L'argument central de Zechner porte sur la différence fondamentale entre les erreurs humaines et les erreurs d'agents. Un humain fait des erreurs, oui. Mais un humain apprend. Il fait la même erreur quelques fois, puis quelqu'un lui hurle dessus ou il comprend par lui-même, et il arrête. Un agent n'a pas cette capacité d'apprentissage. Il refait la même erreur indéfiniment, avec des variations créatives qui en génèrent de nouvelles. Et surtout, un humain est un goulot d'étranglement. Il ne peut produire que tant de code par jour. Les erreurs s'accumulent lentement. Quand la douleur devient trop forte, l'humain s'arrête et corrige.

Un orchestrateur d'agents n'a pas de goulot d'étranglement. Il peut cracher 20 000 lignes de code en quelques heures, chacune avec ses petites erreurs inoffensives qui, mises bout à bout, forment un monstre d'architecture. Et puisque l'humain s'est retiré de la boucle, il ne sent la douleur que quand il est trop tard. Quand il veut ajouter une fonctionnalité et que l'architecture, composée presque entièrement d'erreurs compounding, ne le permet plus.

Zechner appelle ça la disparition du code review et de la discipline. On a délégué les décisions de design aux agents, ajouté des fonctionnalités que personne ne demandait, et supprimé les filets de sécurité qui existaient précisément pour empêcher cette accumulation de dette technique. Le résultat est ce qu'il décrit comme une addiction à la production de code pour elle-même, où l'objectif est de produire le plus grand nombre de lignes dans le plus court temps, peu importe la qualité.

La discussion sur HackerNews confirme que Zechner a touché une corde sensible. Des développeurs de startups et de grandes entreprises racontent la même histoire : on s'est codé dans un coin avec des agents, sans code review, sans architecture réfléchie, et maintenant on paie la facture. Certains disent que ça marche pour les side projects. Zechner est d'accord, mais souligne que votre side project personne ne l'utilise, y compris vous. Appliquer la même approche à un produit utilisé par des humains réels, c'est de la négligence.
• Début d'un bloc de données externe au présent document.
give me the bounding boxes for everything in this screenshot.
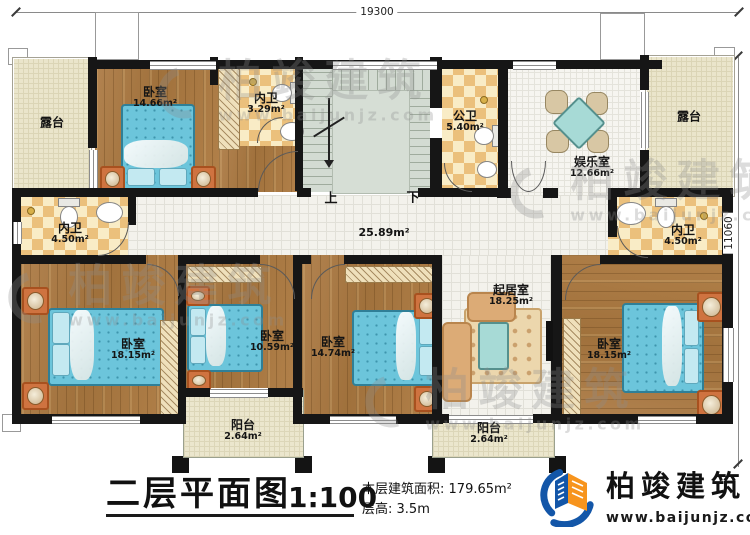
sofa [442,322,472,402]
pillow [127,168,155,186]
pillow [190,308,206,336]
room-label-balcony-left: 阳台2.64m² [224,419,262,443]
floor-height-text: 层高: 3.5m [362,503,430,516]
wall [640,55,649,90]
bed-sheet [206,306,226,366]
stair-arrow-head-icon [324,160,334,168]
wall [432,255,442,421]
room-label-terrace-right: 露台 [677,110,701,123]
sliding-door [641,92,649,148]
room-label-public-bath: 公卫5.40m² [446,110,484,134]
room-label-bedroom-bottom-right: 卧室18.15m² [587,338,631,362]
faucet-icon [700,212,708,220]
wardrobe [563,318,581,424]
faucet-icon [480,96,488,104]
bed-sheet [662,306,682,386]
window [513,61,556,70]
wall [498,60,508,190]
wall [293,255,302,424]
bed-sheet [124,140,188,168]
room-label-living: 起居室18.25m² [489,284,533,308]
room-label-recreation: 娱乐室12.66m² [570,156,614,180]
wardrobe [218,64,240,150]
faucet-icon [249,78,257,86]
brand-logo-icon [537,463,599,527]
window [333,61,437,70]
right-dimension-line [738,57,739,467]
room-label-ensuite-bath-left: 内卫4.50m² [51,222,89,246]
nightstand [22,287,49,315]
room-label-bedroom-second: 卧室10.59m² [250,330,294,354]
window [13,222,22,244]
pillow [684,348,699,384]
sliding-door [210,389,268,398]
pillow [159,168,187,186]
wall [88,57,97,148]
window [52,416,140,424]
nightstand [22,382,49,410]
top-dimension-value: 19300 [356,6,397,18]
bed-sheet [396,312,416,380]
right-dimension-value: 11060 [723,212,735,253]
room-label-terrace-left: 露台 [40,116,64,129]
corridor-area-label: 25.89m² [358,227,409,239]
terrace-door [89,150,98,188]
stair-treads [408,90,430,192]
faucet-icon [27,207,35,215]
roof-box [600,13,645,60]
room-label-bedroom-bottom-left: 卧室18.15m² [111,338,155,362]
sink [96,202,123,223]
wall [608,195,617,237]
wardrobe [187,266,262,283]
room-terrace-right [645,55,735,197]
sink [616,202,646,225]
wall [543,188,558,198]
wardrobe [345,266,437,283]
column [428,456,445,473]
window [723,328,734,382]
stair-down-label: 下 [406,187,419,206]
wall [344,255,440,264]
floor-area-text: 本层建筑面积: 179.65m² [362,483,512,496]
wall [178,255,260,264]
wall [12,255,146,264]
staircase [300,64,430,192]
coffee-table [478,322,509,370]
brand-name: 柏竣建筑 [606,472,746,501]
window [330,416,396,424]
nightstand [186,286,210,306]
wall [430,138,442,192]
room-label-balcony-right: 阳台2.64m² [470,422,508,446]
stair-landing [332,90,410,194]
wall [640,150,649,197]
column [172,456,189,473]
stair-up-label: 上 [324,188,337,207]
pillow [190,336,206,364]
room-label-bedroom-top-left: 卧室14.66m² [133,86,177,110]
room-label-bedroom-third: 卧室14.74m² [311,336,355,360]
window [150,61,216,70]
wardrobe [160,320,180,420]
roof-box [95,12,139,60]
window [638,416,696,424]
wall [608,188,733,197]
wall [178,255,186,424]
tv [546,321,553,361]
floor-plan-canvas: 19300 11060 [0,0,750,535]
wall [533,414,553,423]
pillow [52,312,70,344]
wall [600,255,733,264]
brand-website: www.baijunjz.com [606,511,750,525]
room-label-ensuite-bath-top: 内卫3.29m² [247,92,285,116]
room-label-ensuite-bath-right: 内卫4.50m² [664,224,702,248]
wall [128,195,136,225]
column [295,456,312,473]
sink [477,161,497,178]
drawing-title: 二层平面图 [106,477,291,511]
bed-sheet [70,310,94,380]
pillow [52,344,70,376]
stair-direction-arrow [328,98,330,162]
title-underline [106,514,354,517]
Ce qui rend ce post particulièrement pertinent en 2026, c'est le timing. Les agents de coding sont passés du stade de curiosité à celui d'outil de production en moins de 18 mois. L'industrie n'a pas eu le temps de développer les garde-fous nécessaires. Pas de bonnes pratiques établies, pas de frameworks de review adaptés, pas de consensus sur le niveau d'autonomie acceptable. On a plongé tête la première, et Zechner est celui qui crie qu'il n'y a pas d'eau.

Le message n'est pas anti-IA. Zechner reconnaît que les agents sont utiles et que l'expérience de les utiliser est agréable. Son point est plus subtil : la discipline de développement existe pour de bonnes raisons. Le code review, l'architecture réfléchie, les tests de régression, tout ça existe parce que des générations de développeurs ont appris, à leurs dépens, ce qui arrive quand on les saute. Les agents ne changent pas cette réalité. Ils l'accélèrent.

Ralentir n'est pas un signe de faiblesse. C'est un acte de résistance contre une culture qui valorise la vitesse au détriment de la qualité, la quantité au détriment du sens, et l'automatisation au détriment de la responsabilité. Comme le dit Zechner, la douleur finit toujours par arriver. La question est de choisir si on la ressent au fur et à mesure et on la corrige, ou si on attend que le monstre soit trop gros pour être tué.